Analytics is changing marketing, as recent M&A activity shows.

SAS's acquisition of Assetlink offers the latest evidence that marketing is becoming a data-driven discipline, and that IT must build closer ties to their marketing colleagues. It also ups the importance of marketing capabilities in the battle between SAS and IBM over which vendor will provide companies with the analytics software they need to compete.

Demand for marketing analytics is growing as chief marketing officers are increasingly under the gun to prove more precisely the effectiveness of advertising and promotions. They're also expected to monitor and analyze the online conversations going on about a company's products--what's being said in online reviews and blog comments, and on social networks.

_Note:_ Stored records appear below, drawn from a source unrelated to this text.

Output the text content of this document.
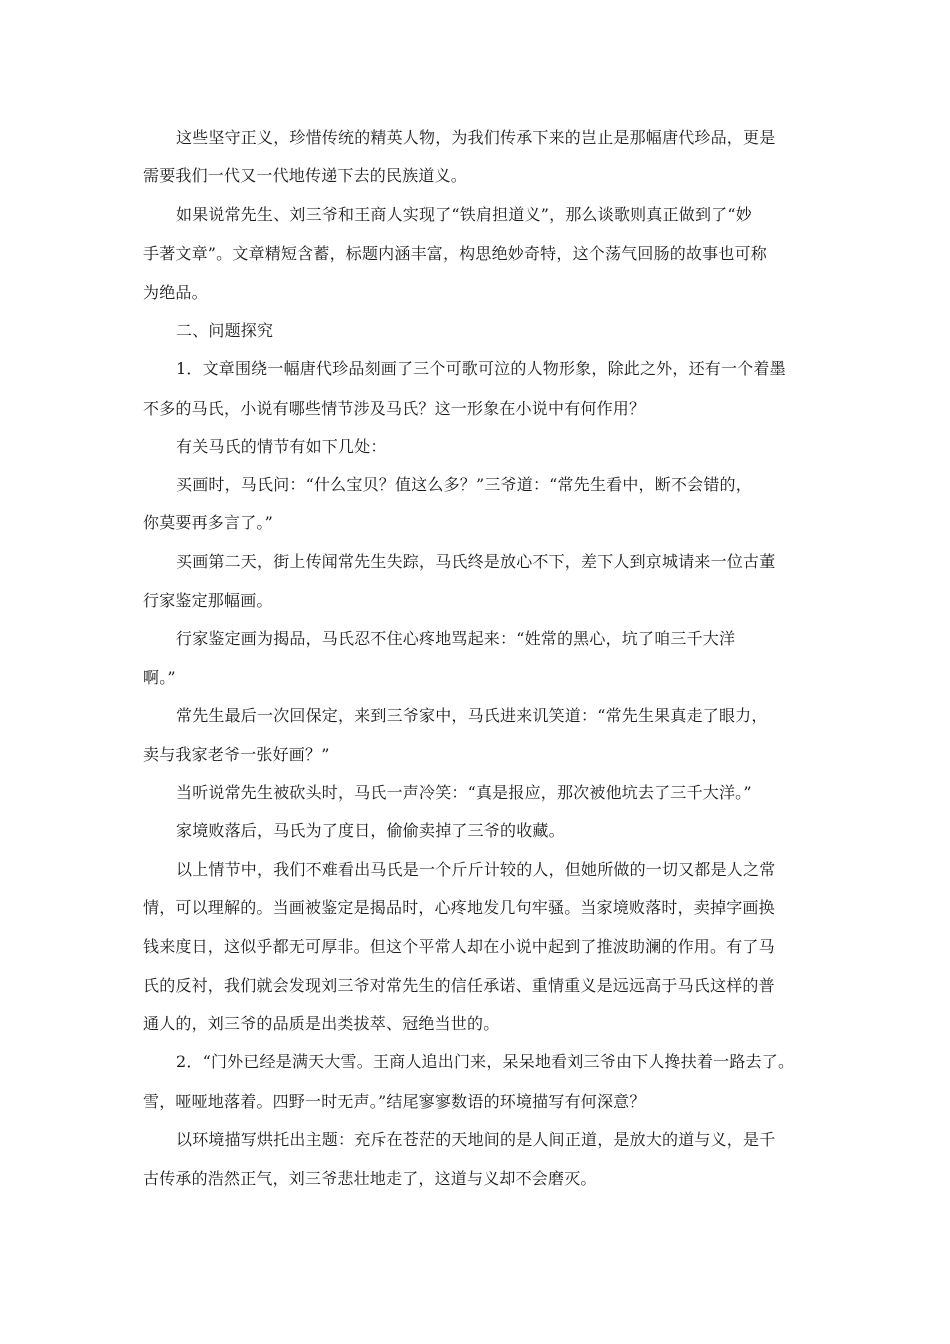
这些坚守正义，珍惜传统的精英人物，为我们传承下来的岂止是那幅唐代珍品，更是
需要我们一代又一代地传递下去的民族道义。
如果说常先生、刘三爷和王商人实现了“铁肩担道义”，那么谈歌则真正做到了“妙
手著文章”。文章精短含蓄，标题内涵丰富，构思绝妙奇特，这个荡气回肠的故事也可称
为绝品。
二、问题探究
1．文章围绕一幅唐代珍品刻画了三个可歌可泣的人物形象，除此之外，还有一个着墨
不多的马氏，小说有哪些情节涉及马氏？这一形象在小说中有何作用？
有关马氏的情节有如下几处：
买画时，马氏问：“什么宝贝？值这么多？”三爷道：“常先生看中，断不会错的，
你莫要再多言了。”
买画第二天，街上传闻常先生失踪，马氏终是放心不下，差下人到京城请来一位古董
行家鉴定那幅画。
行家鉴定画为揭品，马氏忍不住心疼地骂起来：“姓常的黑心，坑了咱三千大洋
啊。”
常先生最后一次回保定，来到三爷家中，马氏进来讥笑道：“常先生果真走了眼力，
卖与我家老爷一张好画？”
当听说常先生被砍头时，马氏一声冷笑：“真是报应，那次被他坑去了三千大洋。”
家境败落后，马氏为了度日，偷偷卖掉了三爷的收藏。
以上情节中，我们不难看出马氏是一个斤斤计较的人，但她所做的一切又都是人之常
情，可以理解的。当画被鉴定是揭品时，心疼地发几句牢骚。当家境败落时，卖掉字画换
钱来度日，这似乎都无可厚非。但这个平常人却在小说中起到了推波助澜的作用。有了马
氏的反衬，我们就会发现刘三爷对常先生的信任承诺、重情重义是远远高于马氏这样的普
通人的，刘三爷的品质是出类拔萃、冠绝当世的。
2．“门外已经是满天大雪。王商人追出门来，呆呆地看刘三爷由下人搀扶着一路去了。
雪，哑哑地落着。四野一时无声。”结尾寥寥数语的环境描写有何深意？
以环境描写烘托出主题：充斥在苍茫的天地间的是人间正道，是放大的道与义，是千
古传承的浩然正气，刘三爷悲壮地走了，这道与义却不会磨灭。
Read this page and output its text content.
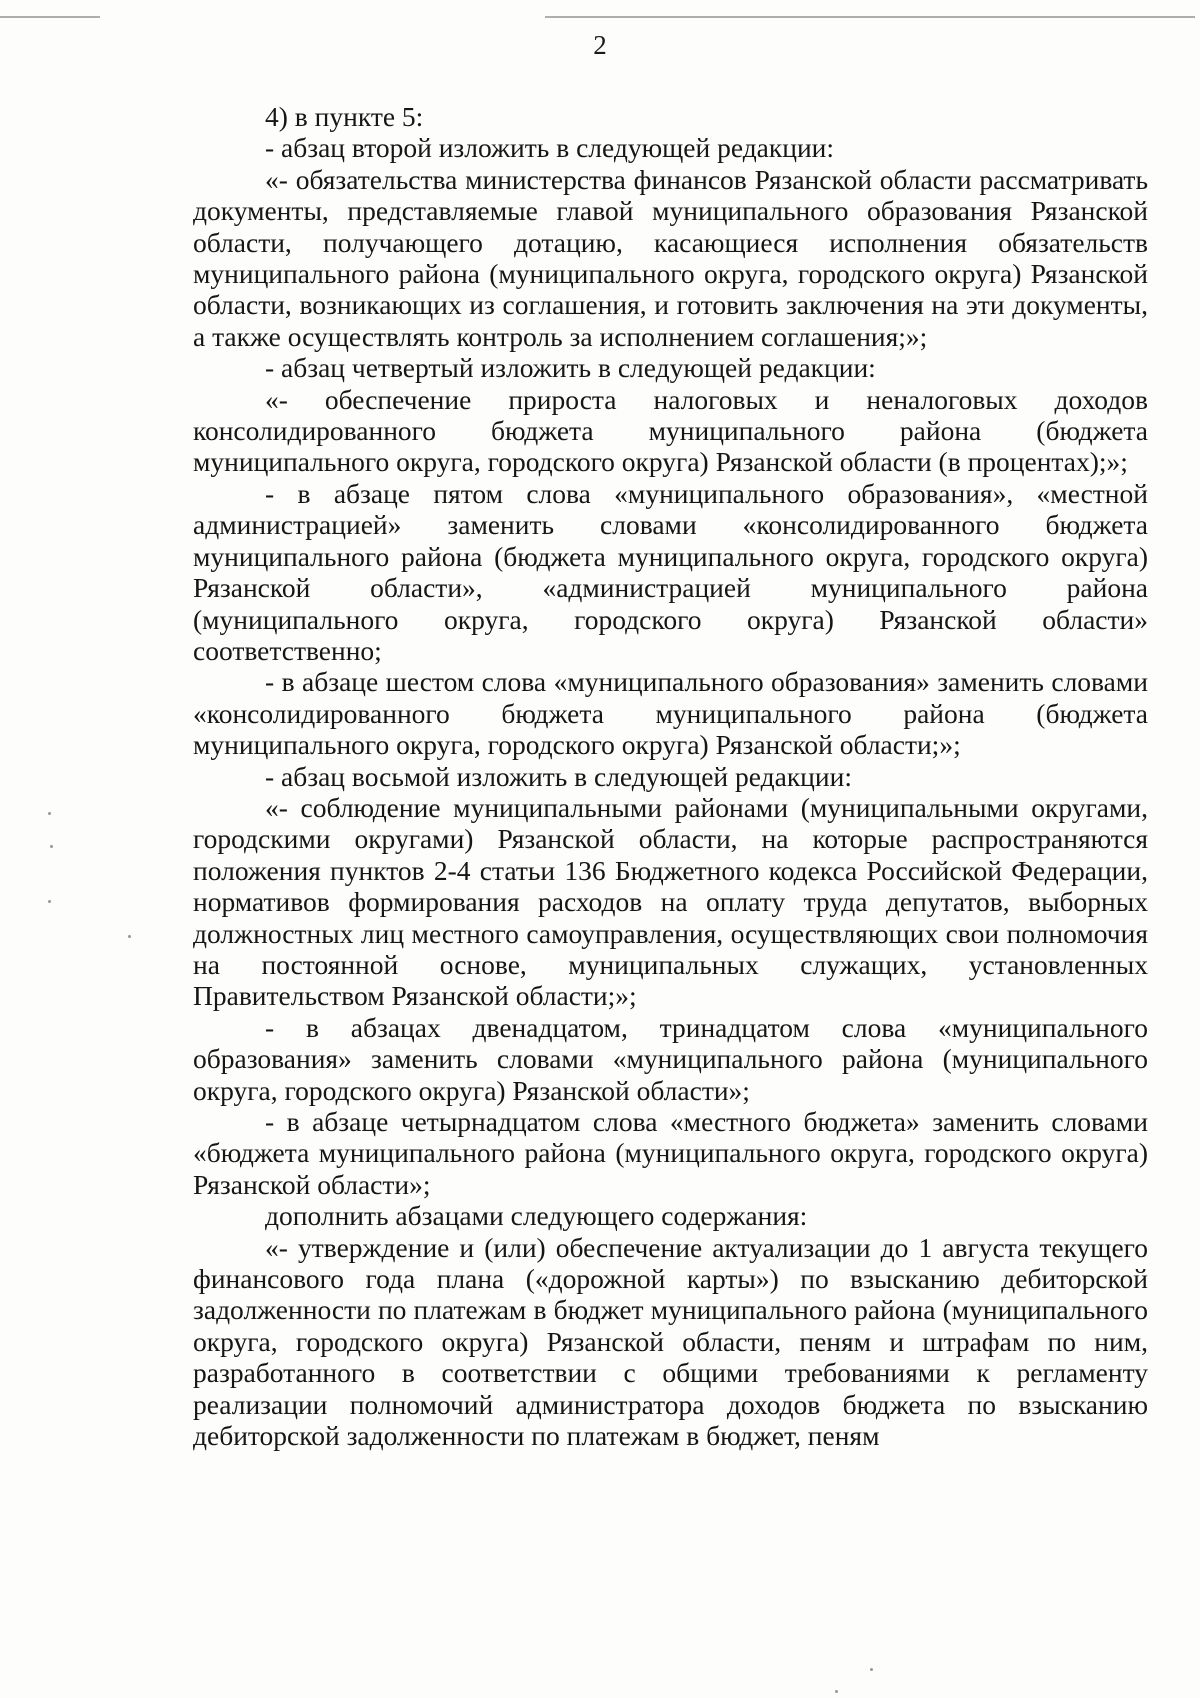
2

4) в пункте 5:

- абзац второй изложить в следующей редакции:

«- обязательства министерства финансов Рязанской области рассматривать документы, представляемые главой муниципального образования Рязанской области, получающего дотацию, касающиеся исполнения обязательств муниципального района (муниципального округа, городского округа) Рязанской области, возникающих из соглашения, и готовить заключения на эти документы, а также осуществлять контроль за исполнением соглашения;»;

- абзац четвертый изложить в следующей редакции:

«- обеспечение прироста налоговых и неналоговых доходов консолидированного бюджета муниципального района (бюджета муниципального округа, городского округа) Рязанской области (в процентах);»;

- в абзаце пятом слова «муниципального образования», «местной администрацией» заменить словами «консолидированного бюджета муниципального района (бюджета муниципального округа, городского округа) Рязанской области», «администрацией муниципального района (муниципального округа, городского округа) Рязанской области» соответственно;

- в абзаце шестом слова «муниципального образования» заменить словами «консолидированного бюджета муниципального района (бюджета муниципального округа, городского округа) Рязанской области;»;

- абзац восьмой изложить в следующей редакции:

«- соблюдение муниципальными районами (муниципальными округами, городскими округами) Рязанской области, на которые распространяются положения пунктов 2-4 статьи 136 Бюджетного кодекса Российской Федерации, нормативов формирования расходов на оплату труда депутатов, выборных должностных лиц местного самоуправления, осуществляющих свои полномочия на постоянной основе, муниципальных служащих, установленных Правительством Рязанской области;»;

- в абзацах двенадцатом, тринадцатом слова «муниципального образования» заменить словами «муниципального района (муниципального округа, городского округа) Рязанской области»;

- в абзаце четырнадцатом слова «местного бюджета» заменить словами «бюджета муниципального района (муниципального округа, городского округа) Рязанской области»;

дополнить абзацами следующего содержания:

«- утверждение и (или) обеспечение актуализации до 1 августа текущего финансового года плана («дорожной карты») по взысканию дебиторской задолженности по платежам в бюджет муниципального района (муниципального округа, городского округа) Рязанской области, пеням и штрафам по ним, разработанного в соответствии с общими требованиями к регламенту реализации полномочий администратора доходов бюджета по взысканию дебиторской задолженности по платежам в бюджет, пеням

This week's deal for Assetlink puts SAS that much closer to more of the raw data of marketing. Assetlink develops software for marketing resource management, used to plan and budget ad spending, manage the content, provide workflows, and manage leads on would-be buyers. SAS plans to combine that with its analytics software to better analyze results, in closer to real time. SAS says applying real-time analytics to this data will let companies "predict customer attrition, calculate customer profitability, and discern topics and sentiment from consumer reviews and complaints."

SAS is the king of analytics, but IBM wants to steal the crown. While IBM's $1.2 billion acquisition of SPSS was its biggest move in analytics broadly, IBM also made a major push into marketing analytics last year, in the form of a $480 million deal for Unica (for analyzing and delivering targeted marketing) and the acquisition of Coremetrics (Web site analytics and sentiment analysis). Teradata also got into the game late last year, through its purchase of marketing management software company Aprimo for $525 million. Last August, when IBM bought Unica, SAS sniffed that IBM was "late entering an already mature market."

Marketing analytics hardly feels like a mature market, though. Just 4% of marketing pros and 7% of IT say they're "very prepared to exploit digital marketing," according to a study by Accenture and the CMO Council released last fall. And only about 27% of marketers and IT executives agree with the statement “we know what we need to know about customer’s usage of our digital channels.”

It looks to me like there's huge uncertainty and disruption ahead as companies figure out how to master the art of digital marketing, including how to effectively use real-time and predictive analytics, personalize digital marketing, and react to consumer sentiment on social networks.